ただ待つ、というのは苦痛だ。しかしここで根負けするわけにもいかない。苦心して集めたモンスター達は、先遣隊としての役割を果たしている最中なんだ。
トラップを剥がし、敵を駆逐し、ルートを確保する。そうして、我々はなんのリスクもなくラスボスにたどり着く。上手くいきさえすれば……。
ラ[我慢だ]
神[辛抱だ]
自分に言い聞かせるよう、チーム内のチャットが動く。
ド[暇だし、お弁当作る]
ヤ[手伝う]
た[試食する]
意味のないやり取りも生まれる。
それでも待つしかない。ラビーナからゴーサインが出るその時まで。
もういっそ、という声が出ても不思議ではなかった。試しに誰か、なんて意見を言いたくもなるだろう。しかしゲーム内時間で五時間を超えると「どんだけ長いランダムマップなんだよ」という空気が生まれる。
ラ[集めて良かった]
神[苦労した甲斐があったな]
ド[みんな大丈夫かな]
ヤ[大丈夫だってさ]
た[観てあげられないのが残念]
彼らに労いの言葉をかけてやれれば、少しは報いてやれるだろうか。モンスターだけど。
そうしてまた、待つ時間が流れる。目立つので場所を変え、他の仲間がいる場所へ移動したり、銘々時間を潰していた。
そうしてゲーム内で六時間が過ぎた――。
[キリアさん、そろそろです]
[分かりました]
エネさんから報告が来て「よし」と拳を握りしめる。
キ[みんな、準備して。そろそろだってさ]
ラ[おお!]
皆の反応は早かった。戦う準備はとっくに済ませている。心の準備が終われば、始められる。

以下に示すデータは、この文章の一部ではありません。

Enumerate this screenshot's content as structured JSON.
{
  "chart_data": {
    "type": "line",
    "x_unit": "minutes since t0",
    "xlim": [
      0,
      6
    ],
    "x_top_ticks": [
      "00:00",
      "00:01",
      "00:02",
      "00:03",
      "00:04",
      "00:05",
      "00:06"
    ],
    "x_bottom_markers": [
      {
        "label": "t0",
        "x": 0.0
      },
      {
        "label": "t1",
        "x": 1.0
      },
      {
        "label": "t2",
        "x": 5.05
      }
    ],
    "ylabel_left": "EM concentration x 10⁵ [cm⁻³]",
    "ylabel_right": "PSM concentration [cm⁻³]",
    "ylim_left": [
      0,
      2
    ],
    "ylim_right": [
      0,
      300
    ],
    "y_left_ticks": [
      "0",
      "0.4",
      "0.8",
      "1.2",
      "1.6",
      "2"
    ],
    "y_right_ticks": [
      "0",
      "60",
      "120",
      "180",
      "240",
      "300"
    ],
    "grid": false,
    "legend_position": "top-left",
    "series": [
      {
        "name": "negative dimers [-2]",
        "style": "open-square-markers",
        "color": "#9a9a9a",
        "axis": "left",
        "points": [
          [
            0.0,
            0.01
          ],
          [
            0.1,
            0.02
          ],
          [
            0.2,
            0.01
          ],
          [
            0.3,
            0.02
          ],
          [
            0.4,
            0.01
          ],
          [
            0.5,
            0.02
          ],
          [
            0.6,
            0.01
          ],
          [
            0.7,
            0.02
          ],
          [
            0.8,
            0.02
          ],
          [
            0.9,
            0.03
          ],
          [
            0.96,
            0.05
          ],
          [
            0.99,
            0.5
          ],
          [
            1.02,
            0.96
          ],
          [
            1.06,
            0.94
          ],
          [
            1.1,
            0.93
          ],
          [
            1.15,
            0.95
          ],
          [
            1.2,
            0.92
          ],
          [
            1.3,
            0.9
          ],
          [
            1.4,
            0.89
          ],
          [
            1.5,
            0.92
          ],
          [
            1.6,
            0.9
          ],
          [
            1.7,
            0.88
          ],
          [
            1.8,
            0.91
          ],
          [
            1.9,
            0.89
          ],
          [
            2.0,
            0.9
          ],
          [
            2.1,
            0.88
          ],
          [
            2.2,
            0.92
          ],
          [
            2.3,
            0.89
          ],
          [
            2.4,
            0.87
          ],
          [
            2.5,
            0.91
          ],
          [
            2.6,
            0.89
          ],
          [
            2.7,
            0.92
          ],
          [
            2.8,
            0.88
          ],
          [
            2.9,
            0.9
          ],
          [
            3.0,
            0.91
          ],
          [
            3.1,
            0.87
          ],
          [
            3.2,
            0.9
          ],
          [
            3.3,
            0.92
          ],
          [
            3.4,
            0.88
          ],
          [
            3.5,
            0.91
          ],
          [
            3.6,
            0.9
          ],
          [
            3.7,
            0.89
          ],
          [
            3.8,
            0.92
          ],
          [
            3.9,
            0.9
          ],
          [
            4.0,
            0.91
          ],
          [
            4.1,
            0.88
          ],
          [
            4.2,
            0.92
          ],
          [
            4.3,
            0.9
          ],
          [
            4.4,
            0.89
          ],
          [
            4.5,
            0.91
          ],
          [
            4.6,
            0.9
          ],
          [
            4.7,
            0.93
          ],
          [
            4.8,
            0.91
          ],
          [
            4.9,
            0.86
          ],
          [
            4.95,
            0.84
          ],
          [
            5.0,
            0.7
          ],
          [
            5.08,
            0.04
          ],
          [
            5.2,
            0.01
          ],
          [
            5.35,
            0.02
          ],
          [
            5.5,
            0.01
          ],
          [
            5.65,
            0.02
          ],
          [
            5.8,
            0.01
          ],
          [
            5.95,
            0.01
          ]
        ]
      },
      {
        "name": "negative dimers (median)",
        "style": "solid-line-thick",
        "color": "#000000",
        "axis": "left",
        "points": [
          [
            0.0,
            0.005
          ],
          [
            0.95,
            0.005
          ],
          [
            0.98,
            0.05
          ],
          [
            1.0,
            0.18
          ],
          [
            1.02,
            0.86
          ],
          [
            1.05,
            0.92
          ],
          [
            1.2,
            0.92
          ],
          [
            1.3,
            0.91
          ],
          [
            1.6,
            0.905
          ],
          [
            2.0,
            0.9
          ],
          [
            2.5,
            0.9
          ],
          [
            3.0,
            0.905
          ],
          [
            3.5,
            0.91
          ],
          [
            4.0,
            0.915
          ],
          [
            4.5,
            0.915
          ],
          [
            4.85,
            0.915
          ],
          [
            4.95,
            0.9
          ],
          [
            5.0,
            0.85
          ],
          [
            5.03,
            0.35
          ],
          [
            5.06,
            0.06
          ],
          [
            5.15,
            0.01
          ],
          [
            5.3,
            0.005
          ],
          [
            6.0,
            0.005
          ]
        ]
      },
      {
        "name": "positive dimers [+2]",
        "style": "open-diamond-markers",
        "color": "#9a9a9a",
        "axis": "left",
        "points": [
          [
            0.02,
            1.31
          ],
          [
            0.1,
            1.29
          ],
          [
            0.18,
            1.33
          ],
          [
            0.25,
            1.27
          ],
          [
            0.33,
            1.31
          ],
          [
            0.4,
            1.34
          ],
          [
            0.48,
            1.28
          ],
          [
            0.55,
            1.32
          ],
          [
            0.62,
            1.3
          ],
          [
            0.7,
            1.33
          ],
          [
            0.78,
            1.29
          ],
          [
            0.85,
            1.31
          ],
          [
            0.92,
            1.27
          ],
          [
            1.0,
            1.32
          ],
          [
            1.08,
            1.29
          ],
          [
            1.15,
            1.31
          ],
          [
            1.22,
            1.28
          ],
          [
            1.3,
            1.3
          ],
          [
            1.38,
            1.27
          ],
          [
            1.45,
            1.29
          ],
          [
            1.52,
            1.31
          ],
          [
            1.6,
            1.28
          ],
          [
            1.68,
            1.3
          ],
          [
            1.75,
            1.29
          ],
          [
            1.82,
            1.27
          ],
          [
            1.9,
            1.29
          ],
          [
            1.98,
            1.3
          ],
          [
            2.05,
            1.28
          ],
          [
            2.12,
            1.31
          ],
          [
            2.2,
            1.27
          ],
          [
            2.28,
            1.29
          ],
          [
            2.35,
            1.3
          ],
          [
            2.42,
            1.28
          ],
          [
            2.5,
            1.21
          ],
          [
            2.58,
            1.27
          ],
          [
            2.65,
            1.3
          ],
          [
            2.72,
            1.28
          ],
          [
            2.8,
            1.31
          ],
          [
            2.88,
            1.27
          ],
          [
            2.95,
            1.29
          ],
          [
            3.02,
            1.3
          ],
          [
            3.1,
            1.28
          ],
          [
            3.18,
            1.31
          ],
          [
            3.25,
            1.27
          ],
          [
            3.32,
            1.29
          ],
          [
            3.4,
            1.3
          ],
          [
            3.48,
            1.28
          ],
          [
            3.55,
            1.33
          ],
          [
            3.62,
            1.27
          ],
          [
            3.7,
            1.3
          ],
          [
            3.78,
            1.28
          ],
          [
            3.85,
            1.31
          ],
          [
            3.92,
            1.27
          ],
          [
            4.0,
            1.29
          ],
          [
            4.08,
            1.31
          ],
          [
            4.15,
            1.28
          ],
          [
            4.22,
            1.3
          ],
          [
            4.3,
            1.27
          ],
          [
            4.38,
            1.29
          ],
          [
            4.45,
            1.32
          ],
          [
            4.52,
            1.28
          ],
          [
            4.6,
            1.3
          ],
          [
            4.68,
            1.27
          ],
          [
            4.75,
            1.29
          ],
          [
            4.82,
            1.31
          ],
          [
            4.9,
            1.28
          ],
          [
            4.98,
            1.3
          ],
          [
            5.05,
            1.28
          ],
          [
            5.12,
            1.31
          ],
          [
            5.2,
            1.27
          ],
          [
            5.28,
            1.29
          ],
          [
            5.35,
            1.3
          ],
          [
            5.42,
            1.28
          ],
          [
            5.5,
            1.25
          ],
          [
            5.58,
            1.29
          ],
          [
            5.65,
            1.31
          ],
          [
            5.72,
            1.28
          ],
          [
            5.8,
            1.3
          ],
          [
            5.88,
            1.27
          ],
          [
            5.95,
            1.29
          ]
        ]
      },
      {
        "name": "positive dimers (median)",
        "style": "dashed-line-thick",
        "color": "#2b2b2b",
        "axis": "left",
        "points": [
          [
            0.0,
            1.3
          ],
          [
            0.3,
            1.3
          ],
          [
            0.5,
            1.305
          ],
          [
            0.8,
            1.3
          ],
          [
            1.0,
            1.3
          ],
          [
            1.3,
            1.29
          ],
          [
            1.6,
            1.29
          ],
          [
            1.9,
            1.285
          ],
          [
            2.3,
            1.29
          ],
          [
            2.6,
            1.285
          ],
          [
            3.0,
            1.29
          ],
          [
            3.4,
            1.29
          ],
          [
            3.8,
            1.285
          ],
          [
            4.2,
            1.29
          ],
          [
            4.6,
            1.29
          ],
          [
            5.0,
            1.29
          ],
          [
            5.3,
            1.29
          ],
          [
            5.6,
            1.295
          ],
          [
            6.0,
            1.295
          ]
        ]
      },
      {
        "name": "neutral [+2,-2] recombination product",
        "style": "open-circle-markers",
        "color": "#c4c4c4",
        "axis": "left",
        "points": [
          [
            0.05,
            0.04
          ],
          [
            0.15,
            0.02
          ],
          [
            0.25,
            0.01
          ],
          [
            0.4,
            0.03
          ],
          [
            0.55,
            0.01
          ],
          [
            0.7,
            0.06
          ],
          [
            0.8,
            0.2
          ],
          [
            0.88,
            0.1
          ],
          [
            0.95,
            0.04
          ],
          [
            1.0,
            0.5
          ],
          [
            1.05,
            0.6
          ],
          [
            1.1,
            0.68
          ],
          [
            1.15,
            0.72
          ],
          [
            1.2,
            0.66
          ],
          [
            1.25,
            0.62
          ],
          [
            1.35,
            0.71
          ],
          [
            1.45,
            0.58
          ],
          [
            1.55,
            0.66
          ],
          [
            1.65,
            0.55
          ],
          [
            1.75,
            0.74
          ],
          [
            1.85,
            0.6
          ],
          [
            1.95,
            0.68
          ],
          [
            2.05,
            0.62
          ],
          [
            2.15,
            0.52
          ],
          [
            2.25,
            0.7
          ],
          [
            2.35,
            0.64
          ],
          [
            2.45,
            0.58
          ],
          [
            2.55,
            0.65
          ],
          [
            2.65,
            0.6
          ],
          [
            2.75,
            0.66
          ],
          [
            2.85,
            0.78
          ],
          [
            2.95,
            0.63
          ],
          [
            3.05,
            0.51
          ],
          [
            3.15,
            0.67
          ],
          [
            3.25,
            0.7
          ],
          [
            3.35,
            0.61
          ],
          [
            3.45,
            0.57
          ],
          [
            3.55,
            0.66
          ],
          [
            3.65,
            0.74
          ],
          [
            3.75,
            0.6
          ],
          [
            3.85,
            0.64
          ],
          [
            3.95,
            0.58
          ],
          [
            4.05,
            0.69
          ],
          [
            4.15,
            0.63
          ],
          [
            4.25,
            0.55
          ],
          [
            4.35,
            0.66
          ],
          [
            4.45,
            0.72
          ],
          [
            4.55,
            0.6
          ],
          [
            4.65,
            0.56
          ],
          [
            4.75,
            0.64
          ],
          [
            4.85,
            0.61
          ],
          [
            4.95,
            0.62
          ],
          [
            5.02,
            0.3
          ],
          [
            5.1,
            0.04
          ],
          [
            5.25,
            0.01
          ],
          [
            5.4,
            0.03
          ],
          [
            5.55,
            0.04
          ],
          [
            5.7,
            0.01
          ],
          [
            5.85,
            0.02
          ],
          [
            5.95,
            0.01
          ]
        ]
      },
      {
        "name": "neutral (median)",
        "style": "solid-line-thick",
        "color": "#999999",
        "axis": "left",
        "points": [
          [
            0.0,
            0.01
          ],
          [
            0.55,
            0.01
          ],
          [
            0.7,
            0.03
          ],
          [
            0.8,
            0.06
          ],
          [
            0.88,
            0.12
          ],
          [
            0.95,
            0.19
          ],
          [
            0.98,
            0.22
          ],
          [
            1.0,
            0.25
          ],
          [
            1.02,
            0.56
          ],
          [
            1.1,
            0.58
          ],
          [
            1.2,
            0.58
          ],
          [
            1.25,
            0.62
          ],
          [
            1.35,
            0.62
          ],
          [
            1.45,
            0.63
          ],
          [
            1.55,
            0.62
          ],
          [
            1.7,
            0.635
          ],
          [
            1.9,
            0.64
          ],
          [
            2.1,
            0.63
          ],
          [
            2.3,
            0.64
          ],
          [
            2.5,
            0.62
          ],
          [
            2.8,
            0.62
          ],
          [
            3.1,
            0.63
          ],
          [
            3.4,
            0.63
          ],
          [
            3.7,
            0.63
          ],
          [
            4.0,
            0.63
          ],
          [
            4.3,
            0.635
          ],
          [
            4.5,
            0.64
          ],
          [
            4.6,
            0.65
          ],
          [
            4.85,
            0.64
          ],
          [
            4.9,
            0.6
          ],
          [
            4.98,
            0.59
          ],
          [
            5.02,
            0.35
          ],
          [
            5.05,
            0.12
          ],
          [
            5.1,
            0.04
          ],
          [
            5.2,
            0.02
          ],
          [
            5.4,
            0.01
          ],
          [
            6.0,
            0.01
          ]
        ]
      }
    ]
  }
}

いつの間にか相沢が戻り、それぞれの場所からラストダンジョンへと向かう。ここからはもう見られても仕方ない。クリードがいる場所で合流し、最後の戦いへと赴く。
一人また一人と視野に収まり、集団に膨らむ。チームらしい光景だ。また人と組むことになるとは。強制ソロに抗う者達……元は旅団の面々が追いつくと、昔を思い出し少し感傷的にもなった。以前に組んでいた、様々な個性を持つ人達の顔が浮かぶ。
切り換え皆の表情を窺うと、気合いや緊張、或いはやる気。色々な感情が読み取れた。相沢だけは、人を舐めるような視線をこちらに寄越してきたが、目が合うとお互いゆっくりそれを外していた。
思うところがあるのかもしれない。それでも、気に入らなくとも、皆クリアしたいのは間違いないのだから。